Sunday, April 1, 2007

Sure, I Know the Queen, April 2007

By Jodie

There are many internal mysteries in the stories of Sherlock Holmes that Arthur Conan Doyle would find himself called upon if he was writing now. If Professor Moriaty is such a strong and clever foe why has he never devised a crime worthy enough for Watson to chronicle it? How much heroin does Holmes take throughout the day to prevent the shakes from disturbing his masterful violin playing? Writers analysing these stories are quick to point out Doyle’s unimaginative use of language, the fact that the reader has no chance of solving the mysteries and the limited scope of Holmes’ detective work. All these elements should add up to a bunch of dire little tales that are no more than a curiosity shouldn’t they? Why are they still avidly read today? Why is Sherlock Holmes one of the most beloved fictional British detectives?

The first clue is in the unusual nature of many of the crimes. A goose is used to stow jewels in, an advert placed for ginger haired men conceals fraudulent practise, people are assaulted and murdered in locked rooms. Doyle’s criminals almost surpass his hero in the ingenious premises of their schemes. The sheer curiosity that is to be found at the beginning of many of the stories intrigues the reader and this is coupled with the amazing deductions Holmes makes, that lead to the revelation of the nature of the crime and how it was achieved. When this is realised it seems that Doyle’s stories follow one of the most important rules of writing an entertaining short story, to make the beginning, the middle and then end equally strong and always compelling.

Then there is the element of danger and the gothic that is incorporated into the writing. People who are unfamiliar with the stories may have an impression that Doyle provided the seed for the cosy mystery with his middle class crimes tackled by a detective who wears tweed and smokes a pipe. This is wildly untrue as many Sherlock Holmes stories contain strong depictions of human evil and in some cases there is almost an element of the ghost story. Holmes and Watson investigate a creepy houses at night on several occassions, many of the crimes involve a twisted method of achieving their ends and more than a few criminals receive grisly final punishments. The fact that the reader has almost no idea what is going on until Holmes reveals his deductions make the crimes obscure while they are occuring and so heightens the suspense and dread that the reader feels. Perfectly respectable people reveal themselves to be full of rage and violence and Holmes himself is far from a sedate arm chair detective, even if he does do his best thinking there. He is a heroin addict but also an active analyst who throws himself into action, shadowing people, disguising himself and visiting dark, seedy places.
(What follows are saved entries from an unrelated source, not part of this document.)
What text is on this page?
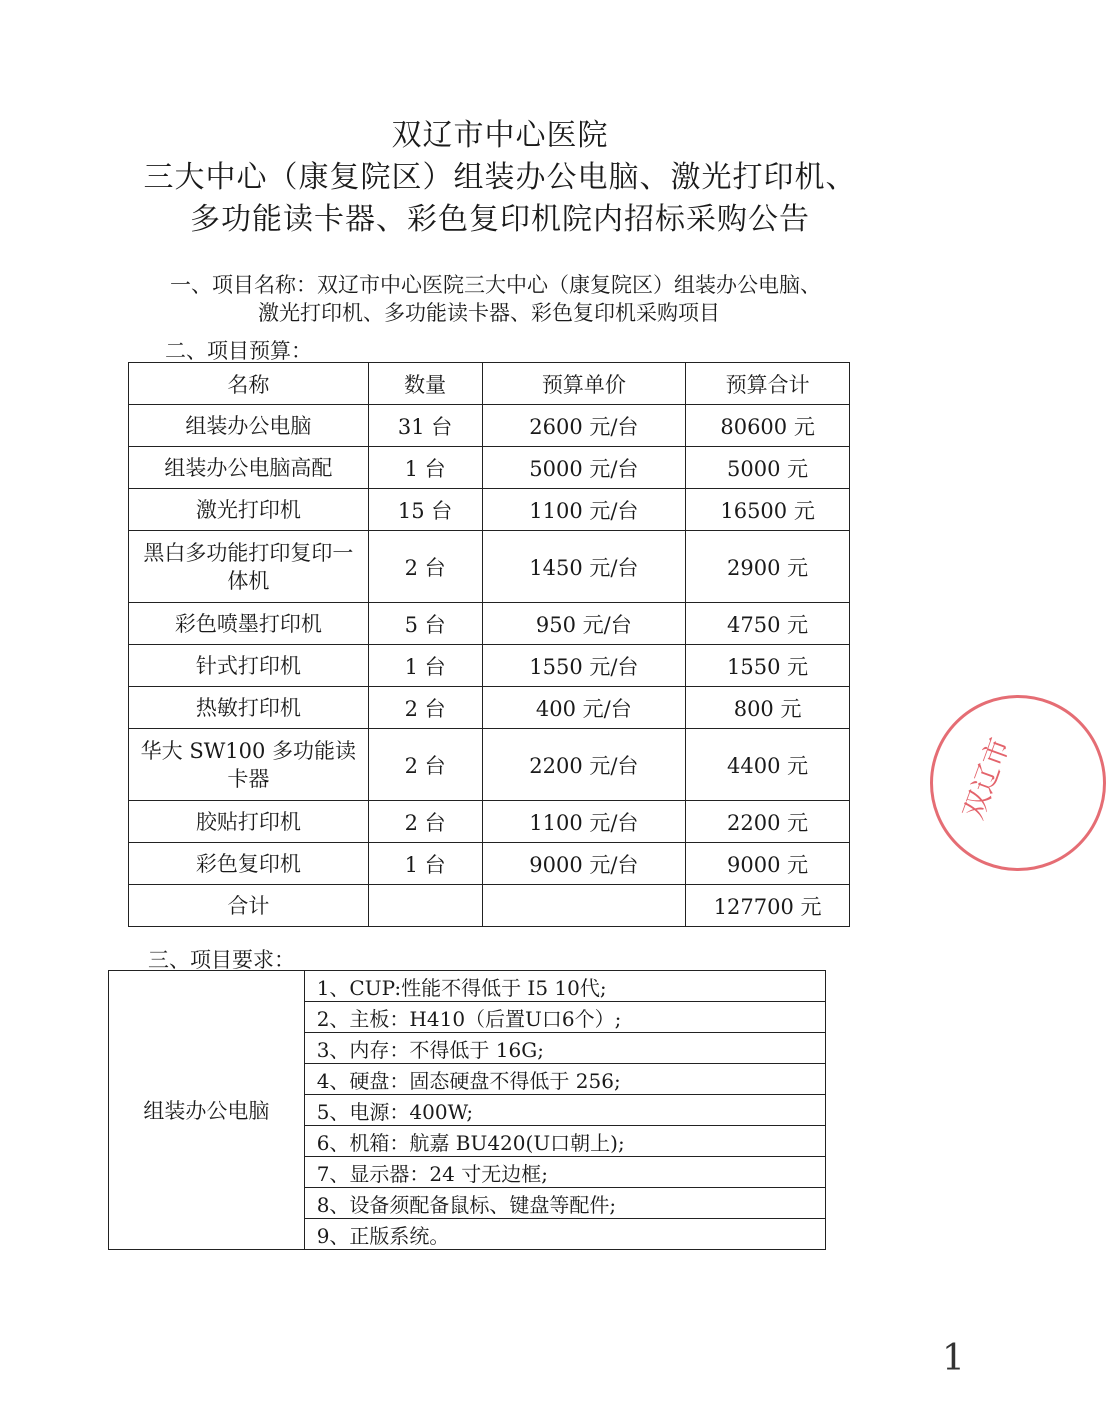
双辽市中心医院
三大中心（康复院区）组装办公电脑、激光打印机、
多功能读卡器、彩色复印机院内招标采购公告
一、项目名称：双辽市中心医院三大中心（康复院区）组装办公电脑、
激光打印机、多功能读卡器、彩色复印机采购项目
二、项目预算：
名称	数量	预算单价	预算合计
组装办公电脑	31 台	2600 元/台	80600 元
组装办公电脑高配	1 台	5000 元/台	5000 元
激光打印机	15 台	1100 元/台	16500 元
黑白多功能打印复印一体机	2 台	1450 元/台	2900 元
彩色喷墨打印机	5 台	950 元/台	4750 元
针式打印机	1 台	1550 元/台	1550 元
热敏打印机	2 台	400 元/台	800 元
华大 SW100 多功能读卡器	2 台	2200 元/台	4400 元
胶贴打印机	2 台	1100 元/台	2200 元
彩色复印机	1 台	9000 元/台	9000 元
合计			127700 元
三、项目要求：
组装办公电脑	1、CUP:性能不得低于 I5 10代;
2、主板：H410（后置U口6个）;
3、内存：不得低于 16G;
4、硬盘：固态硬盘不得低于 256;
5、电源：400W;
6、机箱：航嘉 BU420(U口朝上);
7、显示器：24 寸无边框;
8、设备须配备鼠标、键盘等配件;
9、正版系统。
双辽市
1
Holmes must of course be credited with being the main reason why readers continue to investigate his world. Whether his creator was unable to flesh him out, due to time pressures, or unwilling to work hard on the background of a character written for money the unclear past works to his characters advantage. The lack of detail about the man fascinates readers who continue reading partly in the hope of discovering more and partly because such an enigmatic detective adds irresistible mystery to the tone of each story. Sometimes it is just as intriguing to be mystified as it is to have the flabbergasting details exposed. In one of the best stories, ‘A Scandal in Bohemia’, Holmes is given an equally unknowable female counterpart. The lady gets away from him and little is ever explained yet the conclusion doesn’t feel unsatisfying because the indiscernible is thrilling.
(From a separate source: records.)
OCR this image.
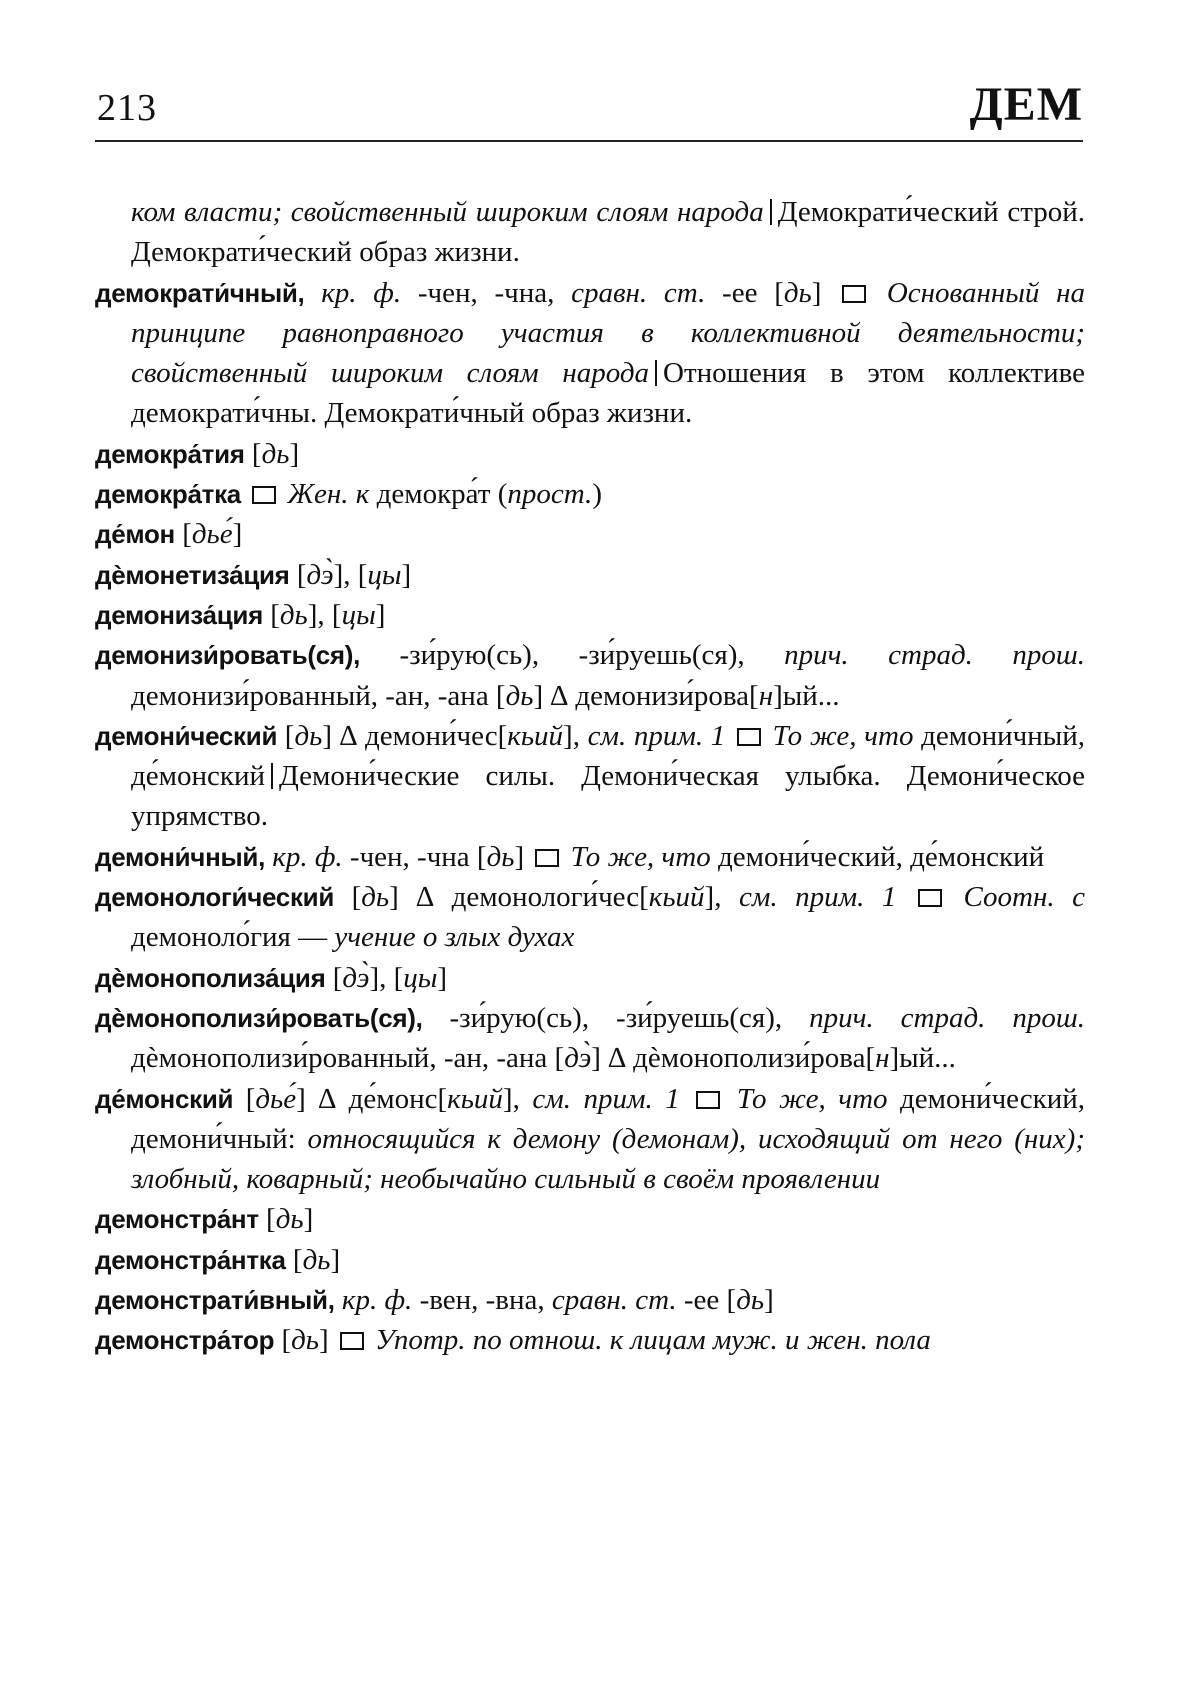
213	ДЕМ
ком власти; свойственный широким слоям народа Демократи́ческий строй. Демократи́ческий образ жизни.
демократи́чный, кр. ф. -чен, -чна, сравн. ст. -ее [дь]  Основанный на принципе равноправного участия в коллективной деятельности; свойственный широким слоям народа Отношения в этом коллективе демократи́чны. Демократи́чный образ жизни.
демокра́тия [дь]
демокра́тка  Жен. к демокра́т (прост.)
де́мон [дье́]
дѐмонетиза́ция [дэ̀], [цы]
демониза́ция [дь], [цы]
демонизи́ровать(ся), -зи́рую(сь), -зи́руешь(ся), прич. страд. прош. демонизи́рованный, -ан, -ана [дь] ∆ демонизи́рова[н]ый...
демони́ческий [дь] ∆ демони́чес[кьий], см. прим. 1  То же, что демони́чный, де́монский Демони́ческие силы. Демони́ческая улыбка. Демони́ческое упрямство.
демони́чный, кр. ф. -чен, -чна [дь]  То же, что демони́ческий, де́монский
демонологи́ческий [дь] ∆ демонологи́чес[кьий], см. прим. 1  Соотн. с демоноло́гия — учение о злых духах
дѐмонополиза́ция [дэ̀], [цы]
дѐмонополизи́ровать(ся), -зи́рую(сь), -зи́руешь(ся), прич. страд. прош. дѐмонополизи́рованный, -ан, -ана [дэ̀] ∆ дѐмонополизи́рова[н]ый...
де́монский [дье́] ∆ де́монс[кьий], см. прим. 1  То же, что демони́ческий, демони́чный: относящийся к демону (демонам), исходящий от него (них); злобный, коварный; необычайно сильный в своём проявлении
демонстра́нт [дь]
демонстра́нтка [дь]
демонстрати́вный, кр. ф. -вен, -вна, сравн. ст. -ее [дь]
демонстра́тор [дь]  Употр. по отнош. к лицам муж. и жен. пола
Sherlock Holmes lives in a London that is instantly recognisable to any British reader and he is a distinguishable part of that London. Like the characters of Dickens Holmes and Watson are instrumental in shaping both our perception of Britain at this time and in informing our fictional British landscape. Arthur Conan Doyle’s writing reaffirms our notions of how a fictional, historical Britain should be represented and as Shakespeare contributed uncountable stock phrases to the English language through his writing so Doyle helps to create images and tones that have become inseparable from British fiction. If you have never visited London but you imagine it filled with fog and ornate street lamps these images can probably be traced back to descriptions from established British writers like Arthur Conan Doyle. This provides a final reason why his stories of a logical detective and his blustering side kick remain so well read. In his work Doyle has created a vision of London that makes such an impression that everyone recognises it. This distinguishable landscape makes all readers feel as if they know Holmes’ world. It is comforting to walk into a familiar world where everything is signposted clearly in an understandable language and this makes for an enjoyable reading experience.
For British readers these linguistic markers show how closely related to their home and their culture these stories are and make it easy to accept and welcome Holmes as one of our own.